Von Wolfgang Huber
I. Grundsätzliches
Das Verhältnis zwischen Kirche und Politik ist in der Geschichte des Christentums vielfachen Wandlungen unterworfen. Die Verfassung des politischen Gemeinwesens, das vorherrschende Verhältnis zwischen K. und Staat sowie das gewachsene Selbstverständnis der K. tragen zu diesen Wandlungen bei. Das Verhältnis zwischen Kirche und Politik nimmt sich unter vordemokratischen Umständen anders aus als unter demokratischen; es gestaltet sich in einer Diktatur anders als in einer Demokratie. Die Handlungsmöglichkeiten der K. gegenüber der P. unterscheiden sich je nachdem, ob das System des Caesaropapismus oder staatskirchliche Verhältnisse herrschen, ob eine laizistische Trennung zwischen Staat und K. durchgeführt wurde oder ob eine wechselseitige Unabhängigkeit zwischen Staat und K. bei gleichzeitiger Anerkennung des kirchlichen Öffentlichkeitsauftrags in Geltung steht. Unbeschadet solch unterschiedlicher Bedingungen kirchlichen Handelns gibt es gleichwohl elementare Voraussetzungen und Bezugspunkte für die Stellung der K. gegenüber der P. Zu ihnen zählt zuallererst, dass K. gegenüber den politischen Gegebenheiten, unter denen sie existiert, nicht indifferent ist. Ihre Verpflichtung auf ein elementares Sittengesetz, wie es im Dekalog zum Ausdruck kommt, hat zur Folge, dass der Schutz von Bedingungen, unter denen Menschen in Frieden, Freiheit und Gerechtigkeit leben können, ein grundlegendes Ziel bildet, für das die K. eintritt. Daraus erklärt sich, dass die Ausübung politischer Herrschaft in der christlichen Überlieferung grundsätzlich positiv gewertet wird. Das zeigt sich im Neuen Testament exemplarisch in Jesu Antwort auf die Frage nach der Steuer („Gebt dem Kaiser, was des Kaisers-ist, und Gott, was Gottes ist“, Mt 22,15ff. parr.) ebenso wie in der Aussage des Paulus über den jeder politischen Herrschaft von Gott gegebenen Auftrag (Röm 13,1ff.). Das Gebet für die Obrigkeit ist deshalb von Anfang an fest in der Gebetspraxis der christlichen Gemeinden verankert (1Tim 2,1ff.).

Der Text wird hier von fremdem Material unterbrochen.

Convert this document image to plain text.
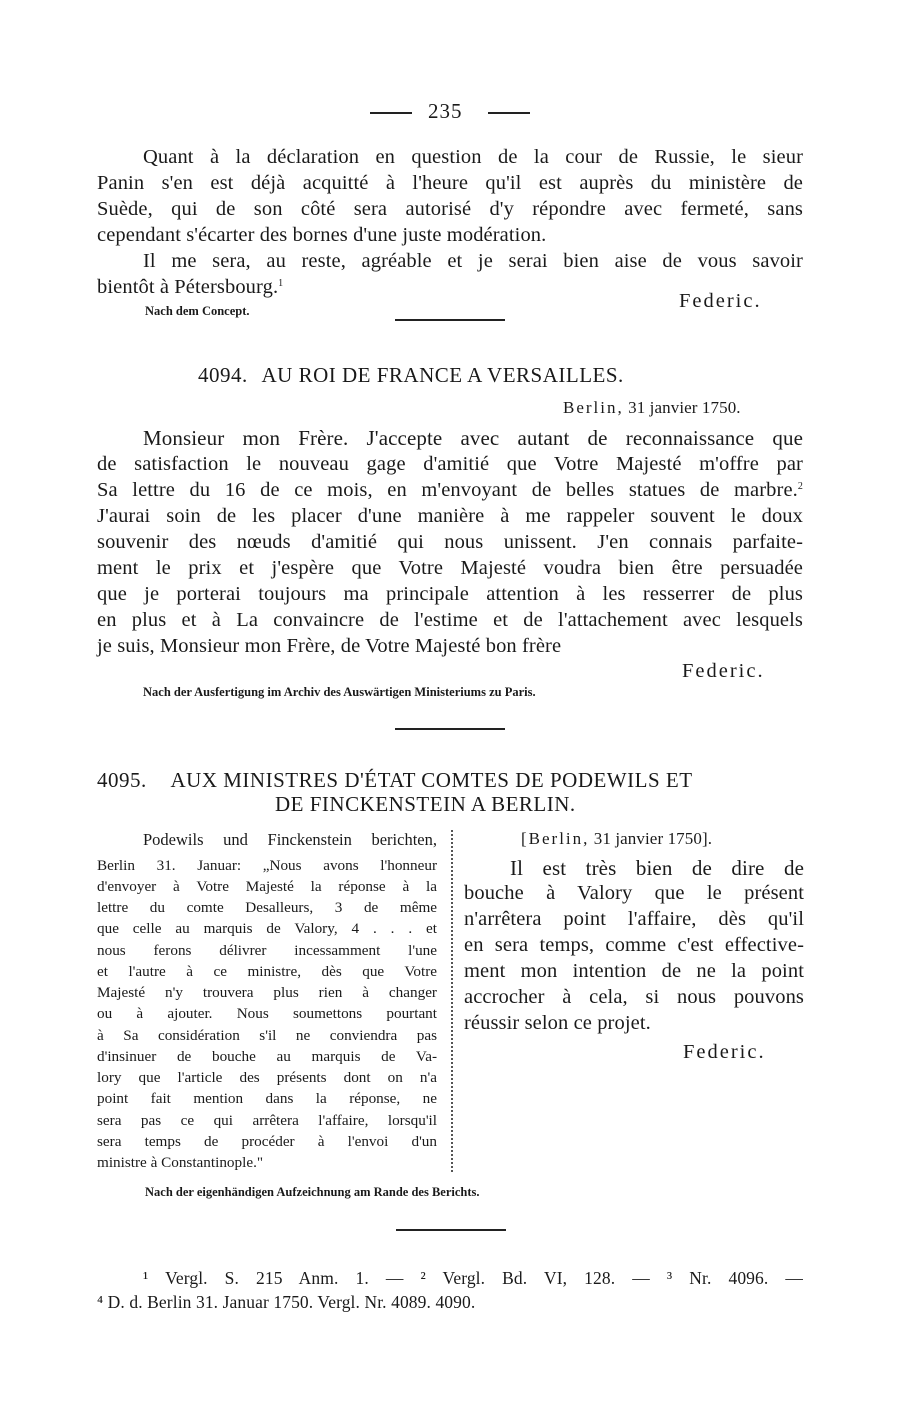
235
Quant à la déclaration en question de la cour de Russie, le sieur
Panin s'en est déjà acquitté à l'heure qu'il est auprès du ministère de
Suède, qui de son côté sera autorisé d'y répondre avec fermeté, sans
cependant s'écarter des bornes d'une juste modération.
Il me sera, au reste, agréable et je serai bien aise de vous savoir
bientôt à Pétersbourg.$^1$
Federic.
Nach dem Concept.
4094. AU ROI DE FRANCE A VERSAILLES.
Berlin, 31 janvier 1750.
Monsieur mon Frère. J'accepte avec autant de reconnaissance que
de satisfaction le nouveau gage d'amitié que Votre Majesté m'offre par
Sa lettre du 16 de ce mois, en m'envoyant de belles statues de marbre.$^2$
J'aurai soin de les placer d'une manière à me rappeler souvent le doux
souvenir des nœuds d'amitié qui nous unissent. J'en connais parfaite-
ment le prix et j'espère que Votre Majesté voudra bien être persuadée
que je porterai toujours ma principale attention à les resserrer de plus
en plus et à La convaincre de l'estime et de l'attachement avec lesquels
je suis, Monsieur mon Frère, de Votre Majesté bon frère
Federic.
Nach der Ausfertigung im Archiv des Auswärtigen Ministeriums zu Paris.
4095. AUX MINISTRES D'ÉTAT COMTES DE PODEWILS ET
DE FINCKENSTEIN A BERLIN.
Podewils und Finckenstein berichten,
Berlin 31. Januar: „Nous avons l'honneur
d'envoyer à Votre Majesté la réponse à la
lettre du comte Desalleurs, 3 de même
que celle au marquis de Valory, 4 . . . et
nous ferons délivrer incessamment l'une
et l'autre à ce ministre, dès que Votre
Majesté n'y trouvera plus rien à changer
ou à ajouter. Nous soumettons pourtant
à Sa considération s'il ne conviendra pas
d'insinuer de bouche au marquis de Va-
lory que l'article des présents dont on n'a
point fait mention dans la réponse, ne
sera pas ce qui arrêtera l'affaire, lorsqu'il
sera temps de procéder à l'envoi d'un
ministre à Constantinople."
[Berlin, 31 janvier 1750].
Il est très bien de dire de
bouche à Valory que le présent
n'arrêtera point l'affaire, dès qu'il
en sera temps, comme c'est effective-
ment mon intention de ne la point
accrocher à cela, si nous pouvons
réussir selon ce projet.
Federic.
Nach der eigenhändigen Aufzeichnung am Rande des Berichts.
¹ Vergl. S. 215 Anm. 1. — ² Vergl. Bd. VI, 128. — ³ Nr. 4096. —
⁴ D. d. Berlin 31. Januar 1750. Vergl. Nr. 4089. 4090.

Zu den verbindenden Grundzügen gehört ferner, dass die kirchliche Loyalität gegenüber der politischen Ordnung immer nur eine begrenzte Loyalität sein kann. Sie steht unter dem Vorbehalt der clausula Petri („Man muss Gott mehr gehorchen als den Menschen“, Apg 5,29). Immer wieder hat es deshalb in der Geschichte der Christenheit eine Reflexion auf die Grenzen des dem Staat geschuldeten Gehorsams gegeben. In der frühen Christenheit bezog sich das insb. auf die dem römischen Kaiser geschuldete religiöse Verehrung. Weil sie diese Verehrung verweigerten, wurden die frühen Christen atheoi genannt und als Leugner der für alle verpflichtenden Gottesverehrung verfolgt. Die mittelalterlichen Reformbewegungen gerieten regelmäßig nicht nur mit der kirchlichen, sondern auch mit der politischen Obrigkeit in Konflikt. Die Reformation sah sich zu der grundsätzlichen Feststellung veranlasst, dass die weltliche Obrigkeit kein Recht dazu habe, in die Freiheit des Glaubens und des Gewissens einzugreifen (M. Luther, Von weltlicher Obrigkeit, wie weit man ihr Gehorsam schuldig sei, 1523). Seitdem schließt die Frage nach dem Verhältnis von Kirche und Politik stets eine Debatte über das Widerstandsrecht sowie über die Möglichkeit des zivilen Ungehorsams ein.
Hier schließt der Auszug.